More ambitiously, the Bush administration has tried to reshape international organizations to make them more accommodating to rising powers. In some instances, the changes have occurred almost as a matter of course. The formation of the G-20 bloc of developing countries, for example, compelled the United States to invite Brazil, India, and South Africa into the negotiating "green room" at the September 2003 WTO ministerial meeting of the Doha Round of trade talks, in Cancún. Since then, U.S. trade negotiators have been clamoring for greater participation from China in the hope that Beijing will moderate the views of more militant developing countries.

Similarly, the United States has encouraged China to participate periodically in the G-7 meetings of finance ministers and central-bank governors. Washington's aim is to recognize China's growing importance in world politics and economics and in return get Beijing to concede that its exchange-rate policies and its repression of domestic consumption contribute to global economic imbalances. Officials from Brazil, India, and South Africa have also been invited to G-7 meetings on occasion, on the theory that, as a recent paper from the Treasury Department argued, "addressing global [macroeconomic] imbalances requires engaging heavily with new actors outside the G-7."

Also with a view to giving greater influence to China (as well as Mexico, South Korea, and Turkey), the Bush administration has pushed hard to change the voting quotas within the IMF. China's formal quota grossly underrepresents the country's actual economic size. Timothy Adams, the undersecretary for international affairs at the Department of the Treasury, told The New York Times in August 2006 that "by re-engineering the IMF and giving China a bigger voice, China will have a greater sense of responsibility for the institution's mission." At a meeting in Singapore in the fall of 2006, the IMF's International Monetary and Financial Committee agreed to reallocate quotas to reflect shifts in the balance of economic power. Clay Lowery, the assistant secretary for international affairs at the Department of the Treasury, restated Washington's position at the time: "We came to the view awhile ago that if we do not take action to recognize the growing role of emerging economies, the IMF will become less relevant and we will all be worse off." Washington also recently signaled its willingness to have China join the Inter-American Development Bank.

Meanwhile, the Bush administration has moved toward greater cooperation with emerging powers on other issues as well, especially energy, the environment, and nuclear proliferation. Washington has engaged China through APEC's Energy Working Group. It has encouraged China and India, which are anxious to secure regular access to energy, to work with the International Energy Agency in order to create strategic petroleum reserves. It has launched, along with Australia, China, India, Japan, and South Korea, the Asia-Pacific Partnership on Clean Development and Climate to facilitate energy efficiency and environmentally sustainable growth. (Because its members account for more than half of the global economy, the partnership has the potential to affect global warming more than does the Kyoto Protocol.) The United States has also relied on China and India to help halt nuclear proliferation.
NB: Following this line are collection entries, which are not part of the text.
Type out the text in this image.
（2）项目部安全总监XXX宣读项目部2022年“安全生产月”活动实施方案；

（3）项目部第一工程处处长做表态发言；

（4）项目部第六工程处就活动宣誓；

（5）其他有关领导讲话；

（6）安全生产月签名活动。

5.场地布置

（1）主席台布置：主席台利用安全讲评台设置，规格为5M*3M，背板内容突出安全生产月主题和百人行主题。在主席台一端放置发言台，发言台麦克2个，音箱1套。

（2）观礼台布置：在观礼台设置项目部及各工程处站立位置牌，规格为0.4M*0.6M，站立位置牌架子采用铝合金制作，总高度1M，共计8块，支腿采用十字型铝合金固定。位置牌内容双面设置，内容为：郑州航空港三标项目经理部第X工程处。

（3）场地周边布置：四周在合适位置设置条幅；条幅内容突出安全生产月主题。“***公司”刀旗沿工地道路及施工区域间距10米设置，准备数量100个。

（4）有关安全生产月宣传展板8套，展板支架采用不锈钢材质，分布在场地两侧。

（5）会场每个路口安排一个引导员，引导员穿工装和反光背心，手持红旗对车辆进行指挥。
It is depending on Beijing to bring Pyongyang back into the six-party talks and to implement financial sanctions limiting North Korea's access to hard currency. In October 2006, following North Korea's nuclear test, for the first time China endorsed a UN Security Council resolution mandating sanctions against the regime. Similarly, Washington has relied on India's support for the United States' objections to Iran's nuclear program, as well as India's presence on the governing board of the International Atomic Energy Agency, in presenting its case against Tehran to the UN Security Council.